The W3C is a standards body which has already often been ignored by the 
major players during the past 'standards' wars between Netscape and 
Microsoft - while a motion to support for-fee patents technology in the 
WWW will certainly be greeted well by the major players (who are, after 
all, behind it), it will also render the W3C body almost as irrelevant 
as ICANN is quickly becoming - and into nothing else but merely yet 
another lapdog of the major industry players, and certainly of Microsoft.

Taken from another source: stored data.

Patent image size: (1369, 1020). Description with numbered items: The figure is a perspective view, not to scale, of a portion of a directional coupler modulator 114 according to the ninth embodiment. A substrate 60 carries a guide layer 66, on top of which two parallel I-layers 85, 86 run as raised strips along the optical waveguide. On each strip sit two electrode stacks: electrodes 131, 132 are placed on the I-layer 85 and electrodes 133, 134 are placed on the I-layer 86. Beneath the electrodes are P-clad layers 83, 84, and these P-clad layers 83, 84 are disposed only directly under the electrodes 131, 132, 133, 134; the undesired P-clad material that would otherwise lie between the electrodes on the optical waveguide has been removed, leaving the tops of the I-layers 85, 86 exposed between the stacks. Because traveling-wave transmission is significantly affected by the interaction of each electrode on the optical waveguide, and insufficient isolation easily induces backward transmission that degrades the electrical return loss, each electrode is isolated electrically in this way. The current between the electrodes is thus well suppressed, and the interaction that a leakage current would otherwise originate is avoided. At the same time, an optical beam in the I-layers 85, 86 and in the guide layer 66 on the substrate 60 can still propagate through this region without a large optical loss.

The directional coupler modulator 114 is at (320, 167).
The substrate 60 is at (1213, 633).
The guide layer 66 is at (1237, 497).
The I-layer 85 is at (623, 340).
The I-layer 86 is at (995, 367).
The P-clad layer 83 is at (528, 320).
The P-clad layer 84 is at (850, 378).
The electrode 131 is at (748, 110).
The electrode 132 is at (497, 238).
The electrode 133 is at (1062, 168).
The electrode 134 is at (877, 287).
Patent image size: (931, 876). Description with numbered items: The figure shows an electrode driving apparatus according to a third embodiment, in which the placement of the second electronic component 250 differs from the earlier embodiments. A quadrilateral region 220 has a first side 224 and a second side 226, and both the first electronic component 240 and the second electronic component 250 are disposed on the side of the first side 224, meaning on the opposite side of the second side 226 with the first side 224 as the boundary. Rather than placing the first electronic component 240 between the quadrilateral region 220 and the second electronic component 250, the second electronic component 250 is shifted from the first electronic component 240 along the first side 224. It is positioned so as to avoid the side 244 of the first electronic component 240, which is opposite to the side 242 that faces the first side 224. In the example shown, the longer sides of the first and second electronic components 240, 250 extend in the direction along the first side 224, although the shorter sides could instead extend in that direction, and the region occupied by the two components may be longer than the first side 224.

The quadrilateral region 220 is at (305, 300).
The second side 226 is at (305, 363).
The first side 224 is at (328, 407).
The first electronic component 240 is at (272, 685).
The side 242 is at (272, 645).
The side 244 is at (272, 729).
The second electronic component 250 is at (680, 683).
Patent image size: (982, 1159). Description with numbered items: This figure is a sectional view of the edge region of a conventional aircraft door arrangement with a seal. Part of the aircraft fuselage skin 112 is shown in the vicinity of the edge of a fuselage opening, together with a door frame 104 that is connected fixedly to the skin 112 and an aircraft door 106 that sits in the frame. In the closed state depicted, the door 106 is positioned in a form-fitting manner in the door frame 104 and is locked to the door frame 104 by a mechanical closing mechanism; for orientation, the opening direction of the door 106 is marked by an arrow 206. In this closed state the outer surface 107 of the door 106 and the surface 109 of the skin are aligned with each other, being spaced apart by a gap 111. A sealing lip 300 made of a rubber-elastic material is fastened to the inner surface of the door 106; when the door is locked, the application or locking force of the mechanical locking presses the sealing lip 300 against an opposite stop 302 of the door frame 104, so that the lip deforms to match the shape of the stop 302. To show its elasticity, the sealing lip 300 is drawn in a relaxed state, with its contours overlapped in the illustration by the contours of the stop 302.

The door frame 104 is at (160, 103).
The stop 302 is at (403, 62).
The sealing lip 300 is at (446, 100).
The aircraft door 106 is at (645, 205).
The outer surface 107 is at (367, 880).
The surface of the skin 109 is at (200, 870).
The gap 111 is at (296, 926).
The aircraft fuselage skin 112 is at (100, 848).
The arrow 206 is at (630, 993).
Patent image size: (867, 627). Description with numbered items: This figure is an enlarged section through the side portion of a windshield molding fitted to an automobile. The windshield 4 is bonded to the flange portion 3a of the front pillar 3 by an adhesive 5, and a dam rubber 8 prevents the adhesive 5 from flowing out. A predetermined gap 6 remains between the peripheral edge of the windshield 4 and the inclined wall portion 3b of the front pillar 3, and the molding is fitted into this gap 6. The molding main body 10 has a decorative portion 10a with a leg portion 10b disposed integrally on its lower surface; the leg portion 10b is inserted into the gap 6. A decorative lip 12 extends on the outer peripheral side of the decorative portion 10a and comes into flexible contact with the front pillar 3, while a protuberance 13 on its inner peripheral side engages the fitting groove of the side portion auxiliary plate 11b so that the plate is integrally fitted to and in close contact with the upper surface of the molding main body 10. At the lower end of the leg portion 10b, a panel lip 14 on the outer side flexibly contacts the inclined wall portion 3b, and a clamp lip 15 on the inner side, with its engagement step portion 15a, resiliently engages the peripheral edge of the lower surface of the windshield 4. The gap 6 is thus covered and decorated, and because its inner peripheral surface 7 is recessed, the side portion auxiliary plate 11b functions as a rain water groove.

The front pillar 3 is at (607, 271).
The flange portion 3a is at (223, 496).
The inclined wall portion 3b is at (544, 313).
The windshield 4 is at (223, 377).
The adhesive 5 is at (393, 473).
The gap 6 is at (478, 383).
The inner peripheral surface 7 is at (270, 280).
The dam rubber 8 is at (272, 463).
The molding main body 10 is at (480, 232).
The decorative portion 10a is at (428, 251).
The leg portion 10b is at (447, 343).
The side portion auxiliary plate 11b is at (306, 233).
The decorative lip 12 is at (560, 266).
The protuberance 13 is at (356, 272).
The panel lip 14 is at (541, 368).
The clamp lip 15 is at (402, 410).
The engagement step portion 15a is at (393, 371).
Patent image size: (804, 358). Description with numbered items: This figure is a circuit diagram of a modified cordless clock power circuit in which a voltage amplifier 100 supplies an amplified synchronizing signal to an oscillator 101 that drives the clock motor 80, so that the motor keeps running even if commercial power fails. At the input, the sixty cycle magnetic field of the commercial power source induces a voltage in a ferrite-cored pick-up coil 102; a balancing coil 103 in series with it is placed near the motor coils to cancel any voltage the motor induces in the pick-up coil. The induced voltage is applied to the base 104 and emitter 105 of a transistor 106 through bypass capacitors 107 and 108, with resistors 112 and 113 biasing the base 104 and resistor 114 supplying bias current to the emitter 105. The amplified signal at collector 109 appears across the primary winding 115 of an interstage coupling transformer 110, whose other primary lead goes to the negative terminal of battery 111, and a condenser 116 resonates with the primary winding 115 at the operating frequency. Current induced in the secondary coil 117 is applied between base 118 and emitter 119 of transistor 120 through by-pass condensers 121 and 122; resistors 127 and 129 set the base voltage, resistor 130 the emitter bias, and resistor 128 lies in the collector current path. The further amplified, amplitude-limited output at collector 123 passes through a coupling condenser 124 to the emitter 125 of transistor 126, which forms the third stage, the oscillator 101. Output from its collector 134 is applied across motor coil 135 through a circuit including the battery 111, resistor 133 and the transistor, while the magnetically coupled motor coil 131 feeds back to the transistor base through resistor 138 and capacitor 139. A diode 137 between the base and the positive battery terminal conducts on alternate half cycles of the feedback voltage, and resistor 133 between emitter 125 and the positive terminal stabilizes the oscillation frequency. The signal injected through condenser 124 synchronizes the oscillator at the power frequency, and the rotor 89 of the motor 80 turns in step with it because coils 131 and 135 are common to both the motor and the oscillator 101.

Personally, I strongly recommend against this - lest W3C wants to be 
part of yet another longwided effort by 'the industry' to wasted 
millions of dollars with failing efforts to control an open and free 
resource of information. Like all prior efforts, any such efforts will 
fail, it's just a question how much money will be wasted this time by a 
great many industry participants.

The true question, economically speaking, is "couldn't these millions be 
used more productively?", as in polishing existing software, making 
existing products actually work (not just work better), better 
interactivity between products and support for standards, and, above all 
else, better *content* instead of better control over content.

So far, I hate to say it, but all content that these big players try to 
control isn't, for the most part, worth controlling, as it's crap - just 
like most movies produced nowadays, most music, and most 'content' 
websites (albeit the death of dot.coms has reduced those numbers 
significantly). If these control-freaking idiots would spend efforts to 
provide better content, and treat their customers with more respect 
(instead of assuming their are all thieves), maybe they would do better 
in general, instead of hemorrhaging money, and trying to distract from 
their own incompetences by pursuing pointless projects bound to fail 
(SDMI, anyone?)

Will the public outrage have any efect? Of course not.